Let's start with three 'Sea Expressions':

■ All at sea

■ Sea change

■ Sea of faces

If you live in Britain, as I do, it doesn’t take long to realise that whatever direction you take, it isn’t long before you reach the sea. And of course if you don’t like flying, as I don’t, and you want to travel to another country, you have to cross that strip of water between England and France called the Channel. It will come as no surprise therefore that this mass of water we call ‘sea’ and all the things people do on it have had a great influence on daily language.

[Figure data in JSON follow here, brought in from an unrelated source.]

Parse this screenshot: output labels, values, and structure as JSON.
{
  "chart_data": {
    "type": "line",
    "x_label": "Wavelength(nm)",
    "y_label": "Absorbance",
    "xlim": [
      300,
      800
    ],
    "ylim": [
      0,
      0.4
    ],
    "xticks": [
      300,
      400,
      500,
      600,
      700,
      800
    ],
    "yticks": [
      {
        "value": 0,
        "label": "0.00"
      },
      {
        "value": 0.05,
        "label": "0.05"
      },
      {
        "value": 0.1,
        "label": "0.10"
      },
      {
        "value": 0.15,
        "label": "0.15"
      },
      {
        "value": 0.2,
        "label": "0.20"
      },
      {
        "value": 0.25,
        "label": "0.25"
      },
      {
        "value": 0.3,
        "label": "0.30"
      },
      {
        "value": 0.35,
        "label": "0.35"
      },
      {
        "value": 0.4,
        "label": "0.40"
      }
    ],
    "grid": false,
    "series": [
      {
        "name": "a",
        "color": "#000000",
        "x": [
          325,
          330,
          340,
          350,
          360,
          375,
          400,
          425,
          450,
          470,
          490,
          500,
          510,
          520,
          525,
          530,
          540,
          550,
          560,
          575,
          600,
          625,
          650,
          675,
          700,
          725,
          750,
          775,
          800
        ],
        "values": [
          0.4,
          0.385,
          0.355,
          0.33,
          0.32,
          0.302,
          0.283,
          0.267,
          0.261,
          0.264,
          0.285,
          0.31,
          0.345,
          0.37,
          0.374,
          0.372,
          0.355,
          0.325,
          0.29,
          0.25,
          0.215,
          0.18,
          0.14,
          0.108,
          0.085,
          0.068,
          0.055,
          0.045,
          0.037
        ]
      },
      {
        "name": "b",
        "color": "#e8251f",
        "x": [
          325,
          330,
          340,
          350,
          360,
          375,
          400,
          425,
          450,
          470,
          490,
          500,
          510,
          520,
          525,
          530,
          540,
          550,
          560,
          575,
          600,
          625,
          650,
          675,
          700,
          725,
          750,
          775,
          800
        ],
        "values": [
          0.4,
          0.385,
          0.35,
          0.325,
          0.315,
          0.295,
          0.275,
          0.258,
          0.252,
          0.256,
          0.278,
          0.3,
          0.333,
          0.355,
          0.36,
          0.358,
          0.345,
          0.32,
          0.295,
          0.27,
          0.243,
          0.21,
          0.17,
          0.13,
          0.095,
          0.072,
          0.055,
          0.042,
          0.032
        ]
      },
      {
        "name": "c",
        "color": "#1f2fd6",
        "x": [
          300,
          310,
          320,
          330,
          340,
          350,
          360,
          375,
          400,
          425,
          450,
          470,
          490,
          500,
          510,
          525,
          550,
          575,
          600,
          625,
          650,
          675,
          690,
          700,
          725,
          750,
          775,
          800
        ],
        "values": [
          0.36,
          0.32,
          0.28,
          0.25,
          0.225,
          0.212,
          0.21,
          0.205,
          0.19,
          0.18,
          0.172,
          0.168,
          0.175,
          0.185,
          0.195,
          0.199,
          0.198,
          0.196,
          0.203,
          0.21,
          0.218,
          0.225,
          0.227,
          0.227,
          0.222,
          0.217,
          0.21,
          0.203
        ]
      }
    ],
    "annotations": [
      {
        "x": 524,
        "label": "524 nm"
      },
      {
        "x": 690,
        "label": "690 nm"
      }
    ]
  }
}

In terms of expressions where the word ‘sea‘ itself appears, the emphasis is on its great size. After all more of the earth is covered with water than land and it wasn’t that long ago when people thought that once you went over the horizon in your boat, you fell off the end of the world!

Imagine that you’ve just started in a new job and only a few days later you find yourself alone in your place of work. Then the telephone rings and you very nervously answer it. You get asked lots of questions. You don’t know the answers and you don’t know where anything is kept. You are totally confused and can’t help the caller -‘You are all at sea.’

At lunchtime you feel you must have something to eat after all the problems you’ve had and you go into the firm’s canteen. The trouble is that as you’re new, you don’t know anyone and the place is full of hundreds of people and you think they’re all looking at you. You go down the stairs and can see this enormous number of unknown faces - ‘a sea of faces’.

Let me finish with an expression some hundreds of years old created by our greatest national poet, Shakespeare, which is still very much in use today. When we want to talk about a dramatic alteration taking place that affects many people like for example the ending of apartheid in South Africa, we call this in Shakespeare’s words - ‘a sea change.’ And now as it’s high summer, I’d like to go for a long walk in the countryside but I can’t really because as well as being surrounded by sea in this small island, we have a few problems with another mass of water inland too - in other words it’s raining!